Desperate to bring her back, Joe tries to uncover the truth about the Room and the Objects inside it. Each apparently ordinary item has a secret power: a comb can stop time, a bus ticket can teleport you hundreds of miles, a pen can burn you alive… There are over a hundred of them in total, and they’ve been pilfered from the Room over the decades by greedy collectors or secret sects who think they’re a sign from God. Oh yes, and all these people want the Key back from Joe…

It’s a fascinating premise which not only fills out its hefty four-and-a-half-hour running time but also leaves you panting for more (there have been rumblings that a series is in the works, although it’s not looking good).

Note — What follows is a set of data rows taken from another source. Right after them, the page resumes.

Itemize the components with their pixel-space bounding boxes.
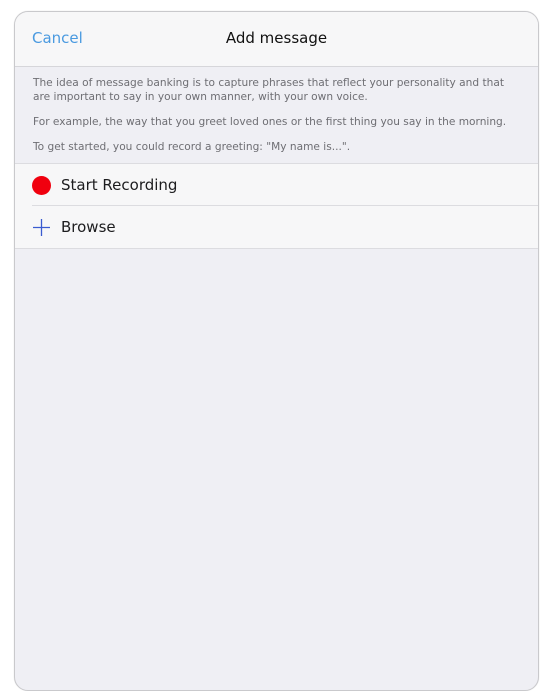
- action-list: Start Recording Browse: [15, 163, 538, 249]
- modal-sheet: Cancel Add message The idea of message b…: [14, 11, 539, 691]
- start-recording-label: Start Recording: [61, 176, 178, 194]
- info-paragraph: The idea of message banking is to captur…: [33, 77, 504, 103]
- navigation-bar: Cancel Add message: [15, 12, 538, 67]
- record-icon: [32, 175, 51, 195]
- browse-button[interactable]: Browse: [15, 206, 538, 249]
- page-title: Add message: [225, 29, 328, 47]
- info-paragraph: To get started, you could record a greet…: [33, 141, 351, 153]
- info-text: The idea of message banking is to captur…: [15, 67, 538, 154]
- browse-label: Browse: [61, 218, 116, 236]
- plus-icon: [33, 218, 50, 236]
- info-paragraph: For example, the way that you greet love…: [33, 116, 507, 128]
- start-recording-button[interactable]: Start Recording: [15, 164, 538, 206]
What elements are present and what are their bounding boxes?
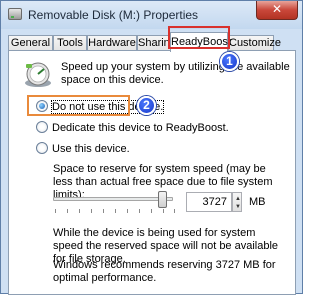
option-dedicate-label[interactable]: Dedicate this device to ReadyBoost.: [52, 122, 229, 134]
reserve-size-input[interactable]: 3727: [186, 192, 232, 212]
window-title: Removable Disk (M:) Properties: [28, 8, 199, 22]
step-marker-2: 2: [137, 96, 156, 115]
radio-do-not-use[interactable]: [36, 100, 48, 112]
reserve-unit: MB: [249, 196, 266, 208]
spin-up-icon[interactable]: ▲: [235, 196, 241, 202]
tab-customize[interactable]: Customize: [228, 35, 281, 51]
reserve-slider-track[interactable]: [53, 197, 173, 201]
close-button[interactable]: ✕: [256, 1, 298, 20]
option-use-device[interactable]: Use this device.: [36, 142, 130, 156]
reserve-size-spinner[interactable]: ▲ ▼: [232, 192, 242, 212]
readyboost-intro: Speed up your system by utilizing the av…: [61, 61, 290, 86]
tab-readyboost[interactable]: ReadyBoost: [170, 32, 231, 52]
removable-disk-icon: [8, 8, 22, 20]
radio-dedicate[interactable]: [36, 121, 48, 133]
tab-hardware[interactable]: Hardware: [87, 35, 137, 51]
step-marker-1: 1: [220, 52, 239, 71]
properties-window: Removable Disk (M:) Properties ✕ General…: [0, 0, 303, 295]
tab-strip: General Tools Hardware Sharing ReadyBoos…: [8, 32, 298, 52]
title-bar[interactable]: Removable Disk (M:) Properties ✕: [1, 1, 302, 29]
tab-sharing[interactable]: Sharing: [137, 35, 176, 51]
option-dedicate[interactable]: Dedicate this device to ReadyBoost.: [36, 121, 229, 135]
readyboost-gauge-icon: [25, 62, 51, 87]
spin-down-icon[interactable]: ▼: [235, 204, 241, 210]
recommendation-note: Windows recommends reserving 3727 MB for…: [53, 259, 276, 284]
tab-general[interactable]: General: [8, 35, 53, 51]
reserve-slider-ticks: [55, 209, 175, 213]
reserve-slider-thumb[interactable]: [158, 191, 167, 208]
radio-use-device[interactable]: [36, 142, 48, 154]
tab-tools[interactable]: Tools: [53, 35, 87, 51]
option-use-device-label[interactable]: Use this device.: [52, 143, 130, 155]
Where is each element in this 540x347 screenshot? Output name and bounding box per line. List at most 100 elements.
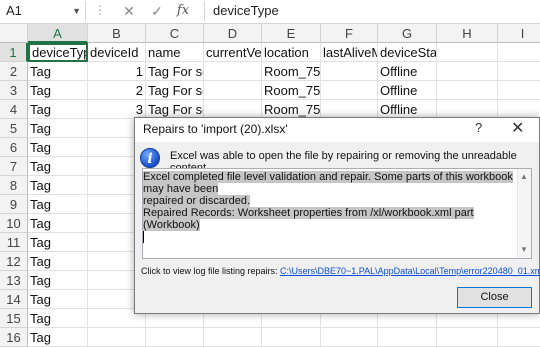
row-header-16[interactable]: 16 xyxy=(0,328,28,347)
repair-details-textbox[interactable]: Excel completed file level validation an… xyxy=(142,168,532,259)
cell-a13[interactable]: Tag xyxy=(28,271,88,290)
row-header-6[interactable]: 6 xyxy=(0,138,28,157)
row-header-14[interactable]: 14 xyxy=(0,290,28,309)
scroll-up-icon[interactable]: ▲ xyxy=(520,171,528,183)
cell-f1[interactable]: lastAliveM xyxy=(321,43,378,62)
row-header-2[interactable]: 2 xyxy=(0,62,28,81)
cell-i16[interactable] xyxy=(498,328,540,347)
close-icon[interactable]: ✕ xyxy=(511,118,524,138)
cell-c2[interactable]: Tag For sending an a xyxy=(146,62,204,81)
cell-a3[interactable]: Tag xyxy=(28,81,88,100)
cell-b1[interactable]: deviceId xyxy=(88,43,146,62)
formula-input[interactable]: deviceType xyxy=(204,1,540,21)
cell-e1[interactable]: location xyxy=(262,43,321,62)
dialog-title: Repairs to 'import (20).xlsx' xyxy=(143,122,288,136)
column-header-g[interactable]: G xyxy=(378,24,437,43)
insert-function-button[interactable]: fx xyxy=(172,1,194,21)
details-line-2: repaired or discarded. xyxy=(143,195,251,207)
cell-f2[interactable] xyxy=(321,62,378,81)
cell-g2[interactable]: Offline xyxy=(378,62,437,81)
cell-b16[interactable] xyxy=(88,328,146,347)
row-header-5[interactable]: 5 xyxy=(0,119,28,138)
cell-a2[interactable]: Tag xyxy=(28,62,88,81)
cell-i3[interactable] xyxy=(498,81,540,100)
cell-b3[interactable]: 2 xyxy=(88,81,146,100)
select-all-corner[interactable] xyxy=(0,24,28,43)
info-icon: i xyxy=(140,148,160,168)
help-button[interactable]: ? xyxy=(475,120,482,135)
cell-a9[interactable]: Tag xyxy=(28,195,88,214)
log-file-link[interactable]: C:\Users\DBE70~1.PAL\AppData\Local\Temp\… xyxy=(280,266,540,276)
cell-d1[interactable]: currentVe xyxy=(204,43,262,62)
formula-bar: A1 ▼ ⋮ ✕ ✓ fx deviceType xyxy=(0,0,540,24)
row-header-13[interactable]: 13 xyxy=(0,271,28,290)
cell-g16[interactable] xyxy=(378,328,437,347)
cell-h1[interactable] xyxy=(437,43,498,62)
row-header-8[interactable]: 8 xyxy=(0,176,28,195)
cell-a1[interactable]: deviceTyp xyxy=(28,43,88,62)
formula-bar-grip-icon: ⋮ xyxy=(94,3,106,17)
cell-e16[interactable] xyxy=(262,328,321,347)
column-header-e[interactable]: E xyxy=(262,24,321,43)
cell-a10[interactable]: Tag xyxy=(28,214,88,233)
cell-h16[interactable] xyxy=(437,328,498,347)
details-line-1: Excel completed file level validation an… xyxy=(143,171,513,195)
cell-d16[interactable] xyxy=(204,328,262,347)
row-header-1[interactable]: 1 xyxy=(0,43,28,62)
row-header-10[interactable]: 10 xyxy=(0,214,28,233)
cell-a16[interactable]: Tag xyxy=(28,328,88,347)
cell-c16[interactable] xyxy=(146,328,204,347)
cell-a5[interactable]: Tag xyxy=(28,119,88,138)
cell-a12[interactable]: Tag xyxy=(28,252,88,271)
cell-d3[interactable] xyxy=(204,81,262,100)
scroll-down-icon[interactable]: ▼ xyxy=(520,244,528,256)
column-header-d[interactable]: D xyxy=(204,24,262,43)
cell-a14[interactable]: Tag xyxy=(28,290,88,309)
details-scrollbar[interactable]: ▲ ▼ xyxy=(517,169,531,258)
cell-a11[interactable]: Tag xyxy=(28,233,88,252)
dialog-titlebar[interactable]: Repairs to 'import (20).xlsx' ? ✕ xyxy=(135,118,539,142)
column-header-f[interactable]: F xyxy=(321,24,378,43)
log-file-label: Click to view log file listing repairs: xyxy=(141,266,278,276)
confirm-entry-button[interactable]: ✓ xyxy=(146,1,168,21)
name-box-value: A1 xyxy=(6,3,22,18)
name-box[interactable]: A1 ▼ xyxy=(0,1,86,21)
row-header-11[interactable]: 11 xyxy=(0,233,28,252)
cell-c3[interactable]: Tag For sending an a xyxy=(146,81,204,100)
cell-a6[interactable]: Tag xyxy=(28,138,88,157)
text-cursor xyxy=(143,231,144,243)
row-header-15[interactable]: 15 xyxy=(0,309,28,328)
details-line-3: Repaired Records: Worksheet properties f… xyxy=(143,207,474,231)
chevron-down-icon[interactable]: ▼ xyxy=(72,1,81,21)
row-header-12[interactable]: 12 xyxy=(0,252,28,271)
row-header-9[interactable]: 9 xyxy=(0,195,28,214)
cell-g3[interactable]: Offline xyxy=(378,81,437,100)
cell-a15[interactable]: Tag xyxy=(28,309,88,328)
cell-a8[interactable]: Tag xyxy=(28,176,88,195)
cell-d2[interactable] xyxy=(204,62,262,81)
cell-f3[interactable] xyxy=(321,81,378,100)
cell-f16[interactable] xyxy=(321,328,378,347)
cell-h2[interactable] xyxy=(437,62,498,81)
cell-h3[interactable] xyxy=(437,81,498,100)
cancel-entry-button[interactable]: ✕ xyxy=(118,1,140,21)
cell-b2[interactable]: 1 xyxy=(88,62,146,81)
cell-i1[interactable] xyxy=(498,43,540,62)
column-header-i[interactable]: I xyxy=(498,24,540,43)
cell-e3[interactable]: Room_759 xyxy=(262,81,321,100)
column-header-a[interactable]: A xyxy=(28,24,88,43)
cell-c1[interactable]: name xyxy=(146,43,204,62)
close-button[interactable]: Close xyxy=(457,287,532,308)
cell-g1[interactable]: deviceStatus xyxy=(378,43,437,62)
cell-i2[interactable] xyxy=(498,62,540,81)
row-header-3[interactable]: 3 xyxy=(0,81,28,100)
column-header-b[interactable]: B xyxy=(88,24,146,43)
cell-e2[interactable]: Room_759 xyxy=(262,62,321,81)
repair-dialog: Repairs to 'import (20).xlsx' ? ✕ i Exce… xyxy=(134,117,540,314)
column-header-h[interactable]: H xyxy=(437,24,498,43)
cell-a7[interactable]: Tag xyxy=(28,157,88,176)
row-header-4[interactable]: 4 xyxy=(0,100,28,119)
cell-a4[interactable]: Tag xyxy=(28,100,88,119)
row-header-7[interactable]: 7 xyxy=(0,157,28,176)
column-header-c[interactable]: C xyxy=(146,24,204,43)
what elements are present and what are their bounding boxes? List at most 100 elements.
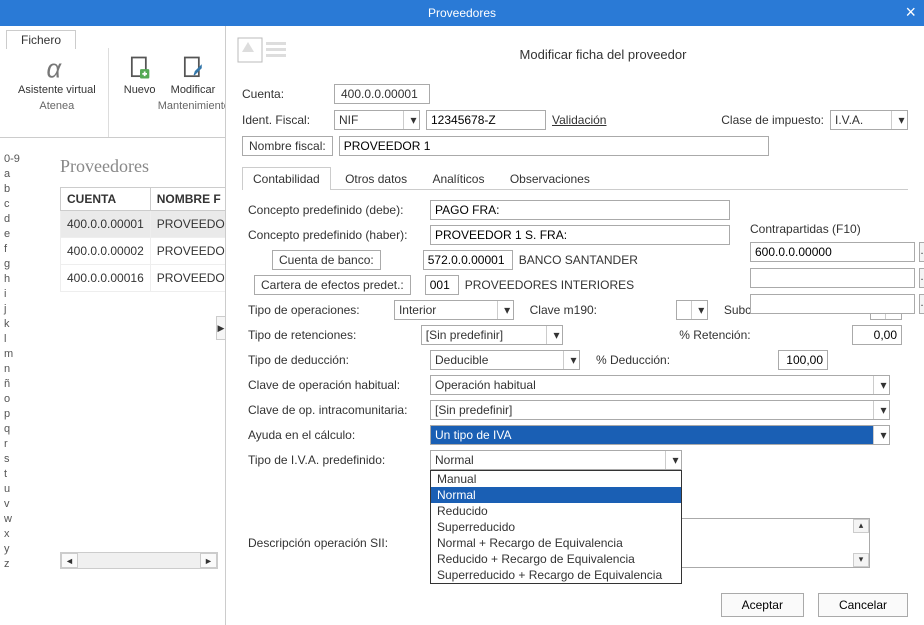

Adding spice to the central mystery there are some great characters such as Ewen Bremner as a man who uses the comb to stop time so much he’s sea-sick. Krause’s character is wry enough to make you root for him, although Julianna Margulies is wasted as the Object-tracker who joins his quest. Best of all is the stunning cinematography – for instance, the Room and its environs are lit by a perpetual orange sunset.

The Lost Room is a magical mystery tour which demands that you take it, a three-part miniseries bursting with so many ideas you can barely keep track. Alas, if only we knew what Stephen King thought of it.